Calculation of Gibbs partition function with imaginary time evolution on near-term quantum computers

TL;DR

This paper introduces an efficient quantum algorithm for calculating the Gibbs partition function using imaginary time evolution, requiring fewer qubits and measurements than previous methods, suitable for near-term quantum computers.

Contribution

The authors propose a novel scheme that computes the Gibbs partition function with minimal qubit resources and avoids extensive state extrapolation, improving feasibility on near-term quantum devices.

Findings

Requires only 2N qubits for N-qubit systems.

Uses overlap measurements of Gibbs states at different temperatures.

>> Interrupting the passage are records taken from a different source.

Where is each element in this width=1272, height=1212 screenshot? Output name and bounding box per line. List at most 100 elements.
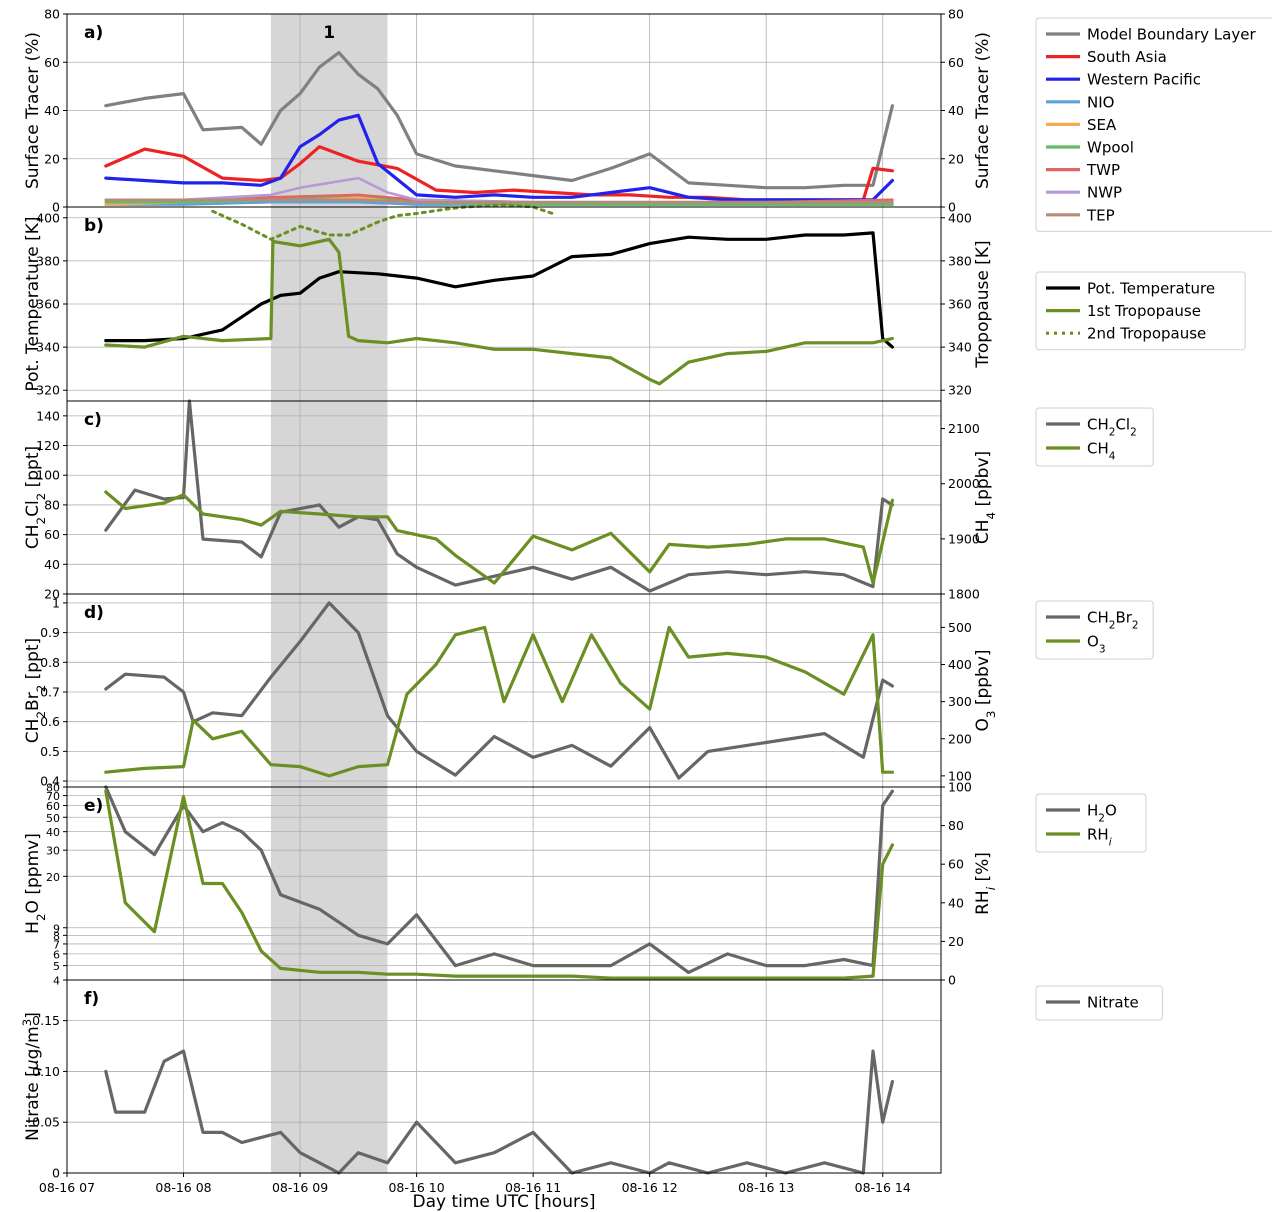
tick-label-left: 40 [44,103,60,118]
tick-label-left: 50 [46,812,60,825]
panel-b-series [104,203,895,386]
tick-label-left: 320 [36,383,60,398]
y-axis-label-left: H2O [ppmv] [23,833,48,934]
tick-label-left: 9 [53,922,60,935]
tick-label-right: 400 [948,657,972,672]
shaded-region-label: 1 [323,23,335,43]
tick-label-right: 20 [948,934,964,949]
tick-label-right: 500 [948,620,972,635]
tick-label-left: 0.15 [32,1013,60,1028]
tick-label-x: 08-16 10 [388,1180,444,1195]
panel-label: f) [84,989,99,1009]
tick-label-left: 400 [36,210,60,225]
tick-label-right: 0 [948,200,956,215]
tick-label-left: 0.10 [32,1064,60,1079]
legend-panel-a: Model Boundary Layer South Asia Western Pa… [1035,17,1272,232]
tick-label-right: 1800 [948,587,980,602]
tick-label-left: 60 [44,55,60,70]
series-line-nitrate [104,1049,895,1175]
panel-e-series [104,785,895,980]
axes-frame [66,786,942,981]
panel-c-series [104,399,895,593]
series-line-o3 [104,625,895,778]
y-axis-label-right: CH4 [ppbv] [973,451,998,544]
tick-label-right: 360 [948,297,972,312]
legend-entry-ch2br2: CH2Br2 [1087,609,1139,632]
legend-entry-tep: TEP [1086,206,1115,224]
legend-box [1035,271,1246,351]
tick-label-right: 60 [948,857,964,872]
legend-entry-western-pacific: Western Pacific [1087,71,1201,89]
tick-label-left: 60 [46,800,60,813]
tick-label-x: 08-16 14 [855,1180,911,1195]
legend-entry-ch4: CH4 [1087,440,1116,463]
tick-label-x: 08-16 09 [272,1180,328,1195]
tick-label-right: 200 [948,731,972,746]
series-line-western-pacific [104,113,895,202]
legend-entry-ch2cl2: CH2Cl2 [1087,416,1137,439]
tick-label-left: 0.05 [32,1115,60,1130]
tick-label-left: 0.5 [40,744,60,759]
tick-label-right: 80 [948,818,964,833]
tick-label-left: 8 [53,930,60,943]
tick-label-left: 20 [44,587,60,602]
tick-label-right: 380 [948,253,972,268]
tick-label-right: 80 [948,7,964,22]
legend-box [1035,17,1272,232]
tick-label-left: 0.4 [40,774,60,789]
legend-panel-b: Pot. Temperature 1st Tropopause 2nd Tropop… [1035,271,1246,351]
tick-label-left: 1 [52,595,60,610]
legend-entry-wpool: Wpool [1087,139,1134,157]
tick-label-right: 400 [948,210,972,225]
series-line-tep [104,198,894,204]
series-line-h2o [104,785,895,975]
tick-label-left: 0.6 [40,714,60,729]
tick-label-right: 320 [948,383,972,398]
tick-label-left: 7 [53,938,60,951]
tick-label-left: 360 [36,297,60,312]
legend-entry-1st-tropopause: 1st Tropopause [1087,302,1201,320]
series-line-ch4 [104,490,895,585]
panel-d-series [104,601,895,780]
series-line-2nd-tropopause [211,203,555,241]
tick-label-left: 0 [52,200,60,215]
tick-label-left: 0.7 [40,684,60,699]
tick-label-left: 6 [53,948,60,961]
tick-label-right: 100 [948,768,972,783]
tick-label-right: 100 [948,780,972,795]
tick-label-left: 70 [46,790,60,803]
panel-a-series [104,50,895,206]
tick-label-x: 08-16 13 [738,1180,794,1195]
series-line-rhi [104,789,895,980]
legend-entry-o3: O3 [1087,633,1106,656]
tick-label-left: 80 [44,7,60,22]
series-layer [104,50,895,1175]
tick-label-right: 340 [948,340,972,355]
legend-panel-f: Nitrate [1035,985,1163,1021]
y-axis-label-right: O3 [ppbv] [973,649,998,731]
tick-label-right: 1900 [948,531,980,546]
legend-entry-nwp: NWP [1087,184,1122,202]
tick-label-x: 08-16 08 [155,1180,211,1195]
y-axis-label-left: CH2Cl2 [ppt] [23,446,48,549]
legend-entry-rhi: RHi [1087,826,1112,849]
legend-entry-h2o: H2O [1087,802,1117,825]
tick-label-left: 0.8 [40,655,60,670]
series-line-1st-tropopause [104,237,895,386]
y-axis-label-left: Nitrate [µg/m3] [20,1012,43,1141]
y-axis-label-right: RHi [%] [973,852,998,915]
tick-label-left: 60 [44,527,60,542]
tick-label-left: 120 [36,438,60,453]
tick-label-x: 08-16 12 [622,1180,678,1195]
panel-f-series [104,1049,895,1175]
tick-label-left: 5 [53,960,60,973]
legend-entry-nitrate: Nitrate [1087,994,1139,1012]
series-line-model-boundary-layer [104,50,895,190]
x-axis-label: Day time UTC [hours] [413,1192,596,1212]
tick-label-left: 80 [46,782,60,795]
series-line-pot-temperature [104,231,895,349]
panel-label: e) [84,796,103,816]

Reduces resource costs compared to existing methods.

Abstract

The Gibbs partition function is an important quantity in describing statistical properties of a system in thermodynamic equilibrium. There are several proposals to calculate the partition functions on near-team quantum computers. However, the existing schemes require many copies of the Gibbs states to perform an extrapolation for the calculation of the partition function, and these could be costly performed on the near-term quantum computers. Here, we propose an efficient scheme to calculate the Gibbs function with the imaginary time evolution. To calculate the Gibbs function of $N$ qubits, only $2N$ qubits are required in our scheme. After preparing Gibbs states with different temperatures by using the imaginary time evolution, we measure the overlap between them on a quantum circuit, and this allows us to calculate the Gibbs partition function.